Increasing pressure is being brought by politicians and the public on the DOJ to drop the charges against Julian Assange. Despite some progress, the political obstacles are formidable.
The following is an address delivered by Consortium News Editor-in-Chief Joe Lauria at a rally for Julian Assange in front of the U.S. Department of Justice Building in Washington on April 11, the fourth anniversary of Assange’s arrest.
At our last rally in front of this Justice Department building last October I read a letter I had written to Attorney General Merrick Garland.
Now there is a more important letter delivered to Garland drafted bu Congresswoman Rashida Tlaib and signed by six other House members.
This letter is part of the increasing pressure being brought by politicians and the public on the DOJ to drop the charges against Julian Assange. And it is slowly showing progress.
In Australia, Foreign Minister Penny Wong was directly asked in Parliament by Senator David Shoebridge whether Prime Minster Anthony Albanese asked President Biden directly about Assange when they met in San Diego in March. Wong waffled. She said Australia follows the rule of law. She said Australia can’t interfere in an ongoing legal process in another country.
But Wong is full of crap. The Australian government has, through diplomatic intervention, won the release of six Australian citizens from foreign jails since 2007: David Hicks (U.S./Guantanamo),Melinda Taylor (Libya), James Ricketson (Cambodia), Sean Turnell (Myanmar), Kylie Moore-Gilbert (Iran), and Peter Greste (Egypt).
The legal process in Turnell’s case, for instance, was still ongoing as, like Assange, he had only been charged, but not convicted. Australian foreign affairs minister at the time, Liberal Marise Payne, issued a statement demanding Turnell’s release, something the Labor government refused to do for Assange. Payne said Turnell :
“… is a highly regarded adviser and member of the academic community in Australia … We called in the Myanmar ambassador into the Department of Foreign Affairs and Trade to raise our concerns in relation to this, and we will continue to do that and press strongly for Professor Turnell’s release.”
The Hicks case is starker. He was never put on trial by the U.S. after years in Guantanamo.

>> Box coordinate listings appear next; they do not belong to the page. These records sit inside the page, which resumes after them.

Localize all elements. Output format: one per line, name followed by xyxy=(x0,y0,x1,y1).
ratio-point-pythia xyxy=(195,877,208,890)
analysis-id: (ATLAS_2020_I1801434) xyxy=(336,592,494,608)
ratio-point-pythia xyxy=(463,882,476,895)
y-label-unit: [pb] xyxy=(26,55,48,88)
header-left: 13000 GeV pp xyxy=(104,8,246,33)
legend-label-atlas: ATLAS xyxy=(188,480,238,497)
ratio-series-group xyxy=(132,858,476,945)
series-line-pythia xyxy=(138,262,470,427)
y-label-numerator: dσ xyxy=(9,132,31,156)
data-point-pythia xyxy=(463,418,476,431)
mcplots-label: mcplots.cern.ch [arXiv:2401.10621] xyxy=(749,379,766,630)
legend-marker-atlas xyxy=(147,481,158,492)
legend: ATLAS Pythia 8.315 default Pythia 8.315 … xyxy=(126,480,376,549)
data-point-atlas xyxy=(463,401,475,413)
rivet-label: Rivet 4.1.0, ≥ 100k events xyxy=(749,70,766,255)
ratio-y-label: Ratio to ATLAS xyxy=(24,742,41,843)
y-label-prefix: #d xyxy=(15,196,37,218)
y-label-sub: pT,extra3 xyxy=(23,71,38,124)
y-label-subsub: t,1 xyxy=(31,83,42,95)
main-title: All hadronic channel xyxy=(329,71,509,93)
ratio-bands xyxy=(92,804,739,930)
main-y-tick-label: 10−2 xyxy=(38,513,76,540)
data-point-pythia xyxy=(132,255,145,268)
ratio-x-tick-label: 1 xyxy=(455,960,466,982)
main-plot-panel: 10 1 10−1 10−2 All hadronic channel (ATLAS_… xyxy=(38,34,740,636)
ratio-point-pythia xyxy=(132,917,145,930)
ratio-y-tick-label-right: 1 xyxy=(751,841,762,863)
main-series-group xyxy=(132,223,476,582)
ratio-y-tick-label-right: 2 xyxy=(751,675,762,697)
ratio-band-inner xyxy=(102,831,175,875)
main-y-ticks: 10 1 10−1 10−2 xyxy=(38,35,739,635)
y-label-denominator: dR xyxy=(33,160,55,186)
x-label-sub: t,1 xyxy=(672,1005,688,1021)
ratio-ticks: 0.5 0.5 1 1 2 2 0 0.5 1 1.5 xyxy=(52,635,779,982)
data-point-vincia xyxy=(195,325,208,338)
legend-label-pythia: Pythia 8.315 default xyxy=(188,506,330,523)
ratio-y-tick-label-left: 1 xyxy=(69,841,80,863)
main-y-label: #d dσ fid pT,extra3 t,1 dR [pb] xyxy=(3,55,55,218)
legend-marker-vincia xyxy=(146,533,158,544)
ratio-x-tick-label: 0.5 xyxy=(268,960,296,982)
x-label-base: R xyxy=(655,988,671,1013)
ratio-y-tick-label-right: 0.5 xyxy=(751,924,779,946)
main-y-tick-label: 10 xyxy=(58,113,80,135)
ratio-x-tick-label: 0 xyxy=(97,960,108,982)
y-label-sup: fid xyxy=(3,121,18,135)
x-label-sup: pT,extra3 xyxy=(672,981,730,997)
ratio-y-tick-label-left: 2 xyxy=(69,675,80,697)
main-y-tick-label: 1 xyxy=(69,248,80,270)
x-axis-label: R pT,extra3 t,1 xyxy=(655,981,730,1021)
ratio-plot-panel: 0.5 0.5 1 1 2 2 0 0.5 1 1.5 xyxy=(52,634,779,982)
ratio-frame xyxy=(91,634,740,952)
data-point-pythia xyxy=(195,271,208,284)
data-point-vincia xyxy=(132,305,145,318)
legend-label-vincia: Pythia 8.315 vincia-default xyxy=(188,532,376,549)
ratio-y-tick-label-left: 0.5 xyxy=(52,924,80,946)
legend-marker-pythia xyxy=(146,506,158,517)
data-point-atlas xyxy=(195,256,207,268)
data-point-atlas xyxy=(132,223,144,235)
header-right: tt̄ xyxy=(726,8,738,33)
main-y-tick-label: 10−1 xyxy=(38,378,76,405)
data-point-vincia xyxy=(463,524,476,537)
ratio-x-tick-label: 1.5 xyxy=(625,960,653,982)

Yet Australia intervened to free him while that legal process played out.
Albanese encouraged the Australian High Commissioner in Britain to visit Julian in Belmarsh as the beginning of April. Julian’s father John Shipton told Consortium News the visit was “tremendous and substantial.” He said it was the “beginning of the end” for his son’s ordeal.
Albanese has been forced to finally say he is meeting U.S. officials at appropriate levels. But what is the appropriate level? Head of government to head of state?
Biden is headed to Australia in May. Will this be the moment when Albanese finally confronts him?
There is another bizarre way in which the message is getting through and the pressure is building. It’s a case of what can be called psychological appropriation. That is, taking something from your enemy and making it your own.
I’m old enough to recall the reaction to Jimi Hendrix’s rendition of the Star Spangled Banner at the Woodstock festival in 1968? There was outrage from conservatives. How could he desecrate the national anthem. And the fast forward 34 years. I walked into Madison Square Garden in 2004 for the Republican National Convention. And what did I hear on the loudspeakers?
Jimi Hendrix’s rendition of the Star Spangled Banner. The Republicans played this.
And now we have Mitch McConnell and Chuck Schumer and then the State Department saying, “Journalism is Not a Crime.”
Where have we heard that before?
Of course they were speaking about the WSJ reporter imprisoned in Russia on espionage charges. Are they aware that this has been Assange supporters’ slogan for years? Are they trolling Assange? Are they trolling us? Or is it just some subconscious internalization?
So what or who is stopping Biden from dropping the charges?
The DNC and the C.I.A. Before the DNC leaks and the Vault 7 – for which Julian was not charged – Biden as VP told Meet the Press in 2010 that unless they could prove Assange actually stole the documents they could not charge him. And the Obama administration didn’t. So what changed? The indictment is about those 2010 leaks so that didn’t change.
It was WikiLeaks‘ DNC leaks and Vault 7. The DNC and the C.I.A. would be mighty pissed off at Biden if he dropped the charges.
What is the cost to Biden politically if he has the charges dropped? What would he gain? Unlike Albanese there is not the groundswell of public and political pressure building in the U.S. as in Australia, though Tlaib’s letter is a start.
And so are rallies like this. It may seem small but it is significant in putting pressure on Biden and Garland to finally do the right and not the expedient thing: Free Julian Assange.